Headline

Utusan AS mengungkapkan Dewan Perdamaian juga akan beroperasi di wilayah selain Gaza.

Pengembangan PLTSa Harus Perhatikan Pencemaran Udara

Putri Rosmalia Octaviyani
24/4/2018 19:05
Pengembangan PLTSa Harus Perhatikan Pencemaran Udara
(ANTARA FOTO/Risky Andrianto)

PEMERINTAH harus pastikan daerah calon pengembang Pembangkit Listrik Tenaga Sampah (PLTSa) akan menggunakan pengendali pencemaran udara pada insenerator pembakar sampah. Hal itu dianggap penting untuk mencegah terjadinya dampak negatif pada lingkungan akibat sistem pembakaran sampah berskala besar.

"Kan disebutkan salah satunya harus yang berwawasan lingkungan, itu standarnya kemudian seperti apa, itu yang harus digali," ujar Ahli Teknik Lingkungan Institut Teknologi Bandung, Enri Damanhuri, dalam diskusi Kopi Sore bersama Danone-AQUA: Earth Day 2018, di Workroom, Jakarta, Selasa (24/4).

Enri mengatakan pemerintah pusat harus terus membantu pemda yang wilayahnya tercantum dalam Peraturan Presiden sebagai lokasi pengembangan PLTSa untuk menggunakan teknologi pengendali pencemaran udara tersebut. Jika tidak, tujuan penciptaan PLTSa ramah lingkungan tidak akan terwujud.

"Karena ini tujuannya agar dapat ramah lingkungan, jadi itu pengendalinya merupakan yang paling inti dan utama untuk dimiliki sebagai dasar," ujar Enri.

Dikatakan Enri, beberapa pengendali dengan teknologi tersebut telah digunakan di beberapa negara yang memiliki PLTSa berskala besar. Di antaranya Jepang, Singapura, dan beberapa negara Eropa.

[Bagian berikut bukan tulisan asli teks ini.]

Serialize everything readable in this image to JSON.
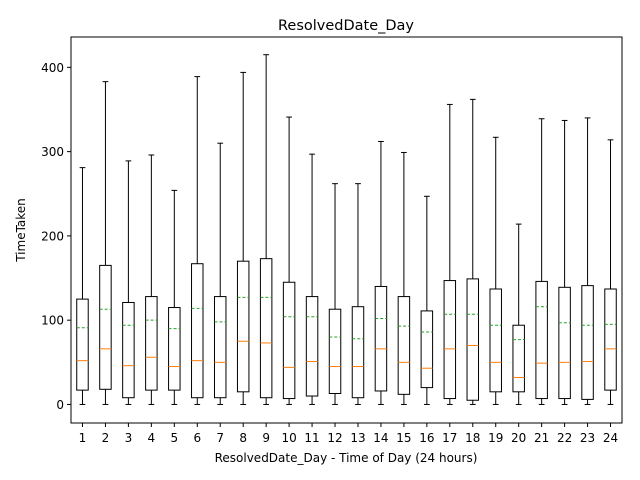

"Itu masalahnya harganya tinggi. Bisa dua kali lipat dari inseneratornya. Itu yang ditakutkan jadi tidak digunakan. Padahal wajib, paling dasar sebagai pemantau dan pengontrol dampak udaranya," ujar Enri.

Dirjen Pengelolaan Sampah dan Limbah Bahan Berbahaya dan Beracun (B3) Kementerian Lingkungan Hidup dan Kehutanan (KLHK) Vivien Ratnawati mengatakan, KLHK sudah mengantisipasinya dengan menerbitkan baku mutu emisi untuk digunakan daerah sebagai pedoman standar dampak pencemaran lingkungan. Ia mengatakan, KLHK akan memastikan teknologi yang digunakan tidak menyebabkan pencemaran lingkung­an.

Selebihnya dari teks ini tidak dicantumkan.